Militants attack near Libya’s Ras Lanuf oil terminal – sources

By Ayman al-Warfalli BENGHAZI, Libya, Jan 21 : Suspected Islamic State militants attacked oil installations close to Libya’s Ras Lanuf terminal today, an engineer at the port and energy officials said, and the group threatened more attacks.

The engineer said two storage tanks from the Harouge Oil Operations company had been set on fire near Ras Lanuf, where militants also launched attacks earlier this month.

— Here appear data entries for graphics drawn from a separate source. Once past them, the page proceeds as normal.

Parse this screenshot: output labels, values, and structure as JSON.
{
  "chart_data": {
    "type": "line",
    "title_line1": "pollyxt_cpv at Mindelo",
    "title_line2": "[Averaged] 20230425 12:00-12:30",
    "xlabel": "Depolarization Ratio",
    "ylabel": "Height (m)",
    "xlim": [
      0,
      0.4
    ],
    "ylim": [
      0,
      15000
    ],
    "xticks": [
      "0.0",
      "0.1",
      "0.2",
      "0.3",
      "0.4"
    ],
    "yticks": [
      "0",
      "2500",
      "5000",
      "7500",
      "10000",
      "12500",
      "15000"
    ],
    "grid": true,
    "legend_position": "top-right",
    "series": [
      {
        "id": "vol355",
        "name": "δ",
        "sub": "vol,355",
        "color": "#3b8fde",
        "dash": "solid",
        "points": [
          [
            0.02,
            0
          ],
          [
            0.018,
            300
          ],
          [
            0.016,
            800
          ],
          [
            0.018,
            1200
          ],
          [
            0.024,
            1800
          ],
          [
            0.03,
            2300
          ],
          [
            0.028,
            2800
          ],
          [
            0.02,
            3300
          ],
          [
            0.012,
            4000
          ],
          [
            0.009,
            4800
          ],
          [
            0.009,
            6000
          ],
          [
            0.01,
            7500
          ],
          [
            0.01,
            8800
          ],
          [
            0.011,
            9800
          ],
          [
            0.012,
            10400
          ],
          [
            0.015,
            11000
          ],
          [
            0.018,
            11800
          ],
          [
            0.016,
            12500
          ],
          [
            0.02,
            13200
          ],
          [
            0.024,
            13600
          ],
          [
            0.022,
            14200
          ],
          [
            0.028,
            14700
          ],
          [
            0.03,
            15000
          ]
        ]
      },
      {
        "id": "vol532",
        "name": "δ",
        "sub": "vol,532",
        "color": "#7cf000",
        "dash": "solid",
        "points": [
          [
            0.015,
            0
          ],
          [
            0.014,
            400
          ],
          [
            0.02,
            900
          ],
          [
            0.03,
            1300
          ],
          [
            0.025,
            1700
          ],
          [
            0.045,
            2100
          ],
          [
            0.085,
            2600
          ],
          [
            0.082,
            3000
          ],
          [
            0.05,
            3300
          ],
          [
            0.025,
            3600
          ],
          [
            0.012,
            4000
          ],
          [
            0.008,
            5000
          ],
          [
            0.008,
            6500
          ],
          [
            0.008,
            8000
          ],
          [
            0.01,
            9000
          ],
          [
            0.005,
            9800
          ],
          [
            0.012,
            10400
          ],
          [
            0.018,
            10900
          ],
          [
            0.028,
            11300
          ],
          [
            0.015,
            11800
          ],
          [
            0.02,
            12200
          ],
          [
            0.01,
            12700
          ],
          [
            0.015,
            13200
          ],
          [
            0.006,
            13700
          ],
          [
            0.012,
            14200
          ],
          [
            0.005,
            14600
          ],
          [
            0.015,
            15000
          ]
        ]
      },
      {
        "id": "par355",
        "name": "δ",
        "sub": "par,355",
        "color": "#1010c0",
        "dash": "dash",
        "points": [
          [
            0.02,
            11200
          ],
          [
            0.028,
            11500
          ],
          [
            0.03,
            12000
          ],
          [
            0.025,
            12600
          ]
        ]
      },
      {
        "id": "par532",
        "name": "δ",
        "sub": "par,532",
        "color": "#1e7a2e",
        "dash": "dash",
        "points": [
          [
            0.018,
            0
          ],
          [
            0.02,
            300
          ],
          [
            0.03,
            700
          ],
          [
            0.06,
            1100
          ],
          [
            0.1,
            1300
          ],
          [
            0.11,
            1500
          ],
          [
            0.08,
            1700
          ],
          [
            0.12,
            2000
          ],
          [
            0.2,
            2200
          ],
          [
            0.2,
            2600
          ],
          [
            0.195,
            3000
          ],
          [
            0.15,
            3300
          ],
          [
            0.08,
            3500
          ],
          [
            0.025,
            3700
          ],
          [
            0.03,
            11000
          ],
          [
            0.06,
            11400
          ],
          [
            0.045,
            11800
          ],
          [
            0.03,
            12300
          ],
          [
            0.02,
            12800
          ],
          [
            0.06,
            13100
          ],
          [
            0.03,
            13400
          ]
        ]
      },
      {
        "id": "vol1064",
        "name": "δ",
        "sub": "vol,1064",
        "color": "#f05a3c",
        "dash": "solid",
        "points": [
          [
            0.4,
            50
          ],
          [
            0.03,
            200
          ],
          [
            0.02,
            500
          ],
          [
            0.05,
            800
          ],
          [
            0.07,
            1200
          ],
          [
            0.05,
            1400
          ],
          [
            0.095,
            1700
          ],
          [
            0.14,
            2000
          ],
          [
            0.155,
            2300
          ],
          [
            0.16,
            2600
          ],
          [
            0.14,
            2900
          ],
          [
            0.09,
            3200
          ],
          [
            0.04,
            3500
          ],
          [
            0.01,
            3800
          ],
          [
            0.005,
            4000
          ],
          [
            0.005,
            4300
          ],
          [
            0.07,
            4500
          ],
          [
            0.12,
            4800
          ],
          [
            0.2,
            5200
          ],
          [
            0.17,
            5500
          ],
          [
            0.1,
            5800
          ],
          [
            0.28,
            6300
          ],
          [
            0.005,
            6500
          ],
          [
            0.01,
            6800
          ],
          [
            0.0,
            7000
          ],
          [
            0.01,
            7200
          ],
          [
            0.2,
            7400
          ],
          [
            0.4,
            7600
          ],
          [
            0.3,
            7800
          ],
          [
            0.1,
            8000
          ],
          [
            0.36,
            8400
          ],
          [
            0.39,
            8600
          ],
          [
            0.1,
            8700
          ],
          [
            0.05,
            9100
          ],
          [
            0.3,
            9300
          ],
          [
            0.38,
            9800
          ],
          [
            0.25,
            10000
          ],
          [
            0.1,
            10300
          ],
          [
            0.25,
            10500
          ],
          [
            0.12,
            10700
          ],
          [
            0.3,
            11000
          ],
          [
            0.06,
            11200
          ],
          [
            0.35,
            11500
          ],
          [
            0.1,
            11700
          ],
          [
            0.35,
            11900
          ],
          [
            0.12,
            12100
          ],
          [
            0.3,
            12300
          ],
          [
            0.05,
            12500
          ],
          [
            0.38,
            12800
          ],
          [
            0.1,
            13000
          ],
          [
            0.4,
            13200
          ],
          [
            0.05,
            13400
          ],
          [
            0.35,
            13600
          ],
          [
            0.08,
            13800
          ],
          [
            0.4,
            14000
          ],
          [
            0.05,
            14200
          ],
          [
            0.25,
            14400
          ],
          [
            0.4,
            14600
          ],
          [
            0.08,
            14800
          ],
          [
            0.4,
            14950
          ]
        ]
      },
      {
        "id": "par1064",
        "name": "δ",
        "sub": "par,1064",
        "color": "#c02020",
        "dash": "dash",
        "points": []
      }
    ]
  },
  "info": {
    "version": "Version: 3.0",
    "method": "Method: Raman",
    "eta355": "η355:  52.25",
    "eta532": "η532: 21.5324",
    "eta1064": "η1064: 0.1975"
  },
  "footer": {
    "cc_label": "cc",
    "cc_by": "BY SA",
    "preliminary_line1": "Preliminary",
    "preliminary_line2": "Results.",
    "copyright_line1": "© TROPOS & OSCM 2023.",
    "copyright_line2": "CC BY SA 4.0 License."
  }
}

Islamic State fighter Abu Abdelrahman al-Liby said in a video posted on the group’s official Telegram channel: “Today Es Sider port and Ras Lanuf and tomorrow the port of Brega and after the ports of Tobruk, Es Serir, Jallo, and al-Kufra.” The state-run National Oil Corporation (NOC) said the area was facing an “environmental catastrophe”, with huge columns of smoke covering the area and damage to power lines supplying residential and industrial districts.

An energy official allied with Libya’s eastern-based government, Mohamed al-Manfi, said a pipeline leading from the Amal oil field to the Es Sider terminal had been targeted. There were clashes between militants and Petroleum Facilities Guards, but Manfi and a guards source later said these had stopped and the militants had retreated.

Libya has become deeply divided since the fall of Muammar Gaddafi in 2011, with political and armed factions competing for power and for the country’s oil wealth. Since the summer of 2014 it has two rival governments and parliaments, operating from the capital Tripoli and from the east.

Islamic State militants have taken advantage of the security vacuum to establish a foothold in the city of Sirte, which lies about 200 km along the coast to the west of Ras Lanuf and Es Sider.


The terminals, Libya’s largest, have been closed since December 2014. The country’s oil production is less than a quarter of its 2011 high of 1.6 million barrels per day.

Clashes between Petroleum Facilities Guards and Islamic State militants two weeks ago near Es Sider and Ras Lanuf left seven oil storage tanks damaged by fire and at least 18 guards dead.

The NOC sent a tanker to remove oil from the terminals in an effort to prevent further damage, but guards prevented it from loading, citing security concerns.

The NOC said today the “intransigence” of the guards had prevented it from avoiding further damage caused by the latest attack.